Hello everyone,
I am trying to use your tool to impute cellular fractions from RNA-seq data. CIBERSORTx does the job, however, I'm having a bit of a problem. Some of the genes that form part of the signature matrix are absent on the annotation that I used to quantify gene abundance. 34 genes to be precise. In order to circumvent this problem, I tried, to no avail, finding synonyms for this genes.
I had noticed that in the CIBERSORTx tutorials the following is mentioned: "CIBERSORTx performs a feature selection and therefore typically does not use all genes in the signature matrix. It is generally ok if some genes are missing from the user’s mixture file. If less than 50% of signature matrix genes overlap, CIBERSORTx will issue a warning." Knowing that, I decided to carry out a small analysis in which I aimed to identify the effect that missing genes would have on the results of the cell fraction imputation. I subsetted my data to quantification matrices with 150, 300, 450, 500 and 513 randomly selected genes. I fed this matrices as mixtures to CIBERSORTx and then compared the resulting fraction tables pairwise by measuring Pearson's correlation coefficient. The results are shown in the form of a heatmap.

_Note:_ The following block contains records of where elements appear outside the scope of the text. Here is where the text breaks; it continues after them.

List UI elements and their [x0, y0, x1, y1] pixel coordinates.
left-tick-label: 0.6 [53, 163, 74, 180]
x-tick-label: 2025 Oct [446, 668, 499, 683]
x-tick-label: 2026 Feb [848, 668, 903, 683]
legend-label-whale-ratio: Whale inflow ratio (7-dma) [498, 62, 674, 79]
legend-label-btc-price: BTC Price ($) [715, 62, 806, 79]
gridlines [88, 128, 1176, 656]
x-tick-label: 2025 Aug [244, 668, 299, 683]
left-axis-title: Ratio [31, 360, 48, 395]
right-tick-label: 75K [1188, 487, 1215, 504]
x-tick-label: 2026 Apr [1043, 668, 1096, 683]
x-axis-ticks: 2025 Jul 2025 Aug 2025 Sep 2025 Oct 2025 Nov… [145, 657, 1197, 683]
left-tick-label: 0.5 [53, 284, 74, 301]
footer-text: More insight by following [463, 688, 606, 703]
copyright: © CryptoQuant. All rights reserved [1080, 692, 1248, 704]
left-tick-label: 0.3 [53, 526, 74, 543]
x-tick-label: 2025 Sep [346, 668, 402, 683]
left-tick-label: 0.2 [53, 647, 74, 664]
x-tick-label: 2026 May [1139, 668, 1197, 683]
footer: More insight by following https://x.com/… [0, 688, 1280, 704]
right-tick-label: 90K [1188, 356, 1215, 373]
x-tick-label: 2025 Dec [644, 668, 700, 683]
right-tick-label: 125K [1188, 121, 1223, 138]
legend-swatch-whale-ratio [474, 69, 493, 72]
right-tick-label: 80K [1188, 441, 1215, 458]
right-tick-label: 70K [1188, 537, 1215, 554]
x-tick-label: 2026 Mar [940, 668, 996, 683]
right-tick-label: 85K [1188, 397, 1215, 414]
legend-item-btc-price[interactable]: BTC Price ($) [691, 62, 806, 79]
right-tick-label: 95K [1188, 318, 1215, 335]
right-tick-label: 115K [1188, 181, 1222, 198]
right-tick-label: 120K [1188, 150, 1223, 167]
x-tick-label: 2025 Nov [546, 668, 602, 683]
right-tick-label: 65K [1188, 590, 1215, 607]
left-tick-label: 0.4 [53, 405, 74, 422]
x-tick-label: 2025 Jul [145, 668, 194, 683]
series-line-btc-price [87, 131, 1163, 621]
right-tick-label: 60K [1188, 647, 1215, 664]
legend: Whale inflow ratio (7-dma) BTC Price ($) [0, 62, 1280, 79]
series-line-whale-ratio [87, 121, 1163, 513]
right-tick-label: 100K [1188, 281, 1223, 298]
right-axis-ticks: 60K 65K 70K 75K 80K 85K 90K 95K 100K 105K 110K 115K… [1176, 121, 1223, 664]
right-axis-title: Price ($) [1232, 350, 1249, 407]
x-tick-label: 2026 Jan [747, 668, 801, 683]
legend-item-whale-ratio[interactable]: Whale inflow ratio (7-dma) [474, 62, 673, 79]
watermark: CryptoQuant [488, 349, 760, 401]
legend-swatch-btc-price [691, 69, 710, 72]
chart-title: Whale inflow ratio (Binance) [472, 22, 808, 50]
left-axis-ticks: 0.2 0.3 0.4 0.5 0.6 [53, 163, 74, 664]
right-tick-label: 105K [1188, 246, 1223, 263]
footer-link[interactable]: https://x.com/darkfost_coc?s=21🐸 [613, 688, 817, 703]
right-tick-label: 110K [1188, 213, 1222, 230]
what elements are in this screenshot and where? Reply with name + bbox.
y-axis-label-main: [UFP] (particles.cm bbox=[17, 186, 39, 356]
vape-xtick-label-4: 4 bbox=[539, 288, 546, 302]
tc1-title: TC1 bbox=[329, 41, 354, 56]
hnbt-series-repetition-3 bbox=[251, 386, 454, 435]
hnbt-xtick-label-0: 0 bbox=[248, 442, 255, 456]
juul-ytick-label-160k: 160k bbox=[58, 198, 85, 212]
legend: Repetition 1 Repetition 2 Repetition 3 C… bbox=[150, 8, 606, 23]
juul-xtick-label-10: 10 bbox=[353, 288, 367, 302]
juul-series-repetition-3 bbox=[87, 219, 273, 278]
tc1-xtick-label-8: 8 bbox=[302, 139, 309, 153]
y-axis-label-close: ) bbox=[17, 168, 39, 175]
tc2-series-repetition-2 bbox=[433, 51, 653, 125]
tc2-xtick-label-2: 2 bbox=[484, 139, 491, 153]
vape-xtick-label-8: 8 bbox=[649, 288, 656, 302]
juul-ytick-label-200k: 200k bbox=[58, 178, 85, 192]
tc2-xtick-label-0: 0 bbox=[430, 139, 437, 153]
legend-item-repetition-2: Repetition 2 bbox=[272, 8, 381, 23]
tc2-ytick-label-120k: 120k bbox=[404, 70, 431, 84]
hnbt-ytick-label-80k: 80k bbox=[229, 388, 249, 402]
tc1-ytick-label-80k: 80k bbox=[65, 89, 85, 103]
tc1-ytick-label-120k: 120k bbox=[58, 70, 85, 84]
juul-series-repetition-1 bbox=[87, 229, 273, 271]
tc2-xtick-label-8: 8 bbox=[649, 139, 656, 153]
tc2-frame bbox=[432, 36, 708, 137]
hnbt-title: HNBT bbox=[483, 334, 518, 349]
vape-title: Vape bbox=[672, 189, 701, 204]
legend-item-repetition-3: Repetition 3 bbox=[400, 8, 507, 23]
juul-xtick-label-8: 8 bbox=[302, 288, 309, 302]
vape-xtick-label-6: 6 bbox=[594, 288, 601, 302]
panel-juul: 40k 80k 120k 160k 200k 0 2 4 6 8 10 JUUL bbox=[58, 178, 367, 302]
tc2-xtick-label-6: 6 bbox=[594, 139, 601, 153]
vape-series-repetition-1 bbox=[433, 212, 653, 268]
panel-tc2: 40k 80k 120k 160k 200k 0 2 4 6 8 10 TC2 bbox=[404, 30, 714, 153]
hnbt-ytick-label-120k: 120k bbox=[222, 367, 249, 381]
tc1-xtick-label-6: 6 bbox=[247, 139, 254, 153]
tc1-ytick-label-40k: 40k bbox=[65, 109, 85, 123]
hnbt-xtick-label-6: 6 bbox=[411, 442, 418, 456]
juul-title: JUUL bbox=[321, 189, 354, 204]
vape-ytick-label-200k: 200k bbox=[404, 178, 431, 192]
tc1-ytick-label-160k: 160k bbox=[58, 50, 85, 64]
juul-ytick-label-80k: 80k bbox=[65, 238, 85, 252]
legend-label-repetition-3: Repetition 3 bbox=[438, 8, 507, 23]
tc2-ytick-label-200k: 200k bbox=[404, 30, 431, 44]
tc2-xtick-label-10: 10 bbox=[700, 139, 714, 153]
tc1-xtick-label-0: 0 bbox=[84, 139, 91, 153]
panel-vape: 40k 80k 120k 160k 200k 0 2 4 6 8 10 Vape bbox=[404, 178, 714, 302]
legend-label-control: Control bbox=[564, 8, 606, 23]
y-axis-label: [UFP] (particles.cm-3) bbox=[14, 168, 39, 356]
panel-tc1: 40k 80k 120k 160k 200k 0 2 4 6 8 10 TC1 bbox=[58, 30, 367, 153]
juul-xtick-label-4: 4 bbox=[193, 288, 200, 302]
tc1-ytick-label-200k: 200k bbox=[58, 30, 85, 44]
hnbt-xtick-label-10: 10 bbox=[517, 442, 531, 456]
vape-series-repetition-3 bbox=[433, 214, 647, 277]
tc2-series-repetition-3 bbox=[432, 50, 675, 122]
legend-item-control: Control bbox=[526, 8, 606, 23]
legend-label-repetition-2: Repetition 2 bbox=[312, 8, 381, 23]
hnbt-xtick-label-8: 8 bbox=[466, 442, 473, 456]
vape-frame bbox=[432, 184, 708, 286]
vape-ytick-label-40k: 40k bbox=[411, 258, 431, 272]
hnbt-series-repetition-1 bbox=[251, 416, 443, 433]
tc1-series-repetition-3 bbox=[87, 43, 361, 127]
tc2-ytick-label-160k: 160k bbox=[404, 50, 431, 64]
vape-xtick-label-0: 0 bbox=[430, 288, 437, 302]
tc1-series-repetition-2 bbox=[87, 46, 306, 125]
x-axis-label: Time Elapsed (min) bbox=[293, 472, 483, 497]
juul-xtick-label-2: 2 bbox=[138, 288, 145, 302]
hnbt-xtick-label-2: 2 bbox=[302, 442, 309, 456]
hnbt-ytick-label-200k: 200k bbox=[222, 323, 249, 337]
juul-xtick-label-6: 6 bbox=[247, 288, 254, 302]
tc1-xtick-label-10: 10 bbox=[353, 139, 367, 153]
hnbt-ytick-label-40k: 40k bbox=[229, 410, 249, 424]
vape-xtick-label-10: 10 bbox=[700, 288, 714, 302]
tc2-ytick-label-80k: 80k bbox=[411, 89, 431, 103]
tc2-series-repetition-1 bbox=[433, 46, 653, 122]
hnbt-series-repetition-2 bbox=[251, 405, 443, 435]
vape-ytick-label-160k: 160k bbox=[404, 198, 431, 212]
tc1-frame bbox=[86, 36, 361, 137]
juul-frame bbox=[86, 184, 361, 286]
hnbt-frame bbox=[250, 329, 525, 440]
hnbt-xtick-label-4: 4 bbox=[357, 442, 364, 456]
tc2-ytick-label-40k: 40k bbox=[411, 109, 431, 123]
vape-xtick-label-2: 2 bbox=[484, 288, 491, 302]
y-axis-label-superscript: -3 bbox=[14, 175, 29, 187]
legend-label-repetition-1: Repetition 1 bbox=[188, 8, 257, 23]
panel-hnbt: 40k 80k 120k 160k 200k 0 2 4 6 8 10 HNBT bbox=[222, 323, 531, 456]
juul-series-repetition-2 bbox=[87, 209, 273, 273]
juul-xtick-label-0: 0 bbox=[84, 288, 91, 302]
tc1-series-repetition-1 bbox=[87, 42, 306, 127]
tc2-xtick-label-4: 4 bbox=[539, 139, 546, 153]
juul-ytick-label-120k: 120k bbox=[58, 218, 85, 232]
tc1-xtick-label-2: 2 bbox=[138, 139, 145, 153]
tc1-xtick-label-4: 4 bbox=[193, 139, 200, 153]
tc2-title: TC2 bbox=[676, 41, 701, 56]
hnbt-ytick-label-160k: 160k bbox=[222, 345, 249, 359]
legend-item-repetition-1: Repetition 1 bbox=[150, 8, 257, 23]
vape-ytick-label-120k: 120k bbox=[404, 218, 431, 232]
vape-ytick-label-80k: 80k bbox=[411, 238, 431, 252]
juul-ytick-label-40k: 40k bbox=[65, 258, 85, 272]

As you can see, there are important differences in the estimated cell fractions even between the datasets with 500 and 513 genes. For this reason I feel like the affirmation made on the tutorial page is not accurate. I would like to know what are your thoughts on this, there may be flaws in my analysis or interpretation.
Thanks!
Hello, should I ask a question? Do you know what is the denominator of the output proportion? Thank you very much.
Hello. The denominator would be the sum of the regression coefficients obtained through Support Vector Regression. More on that in the original publication.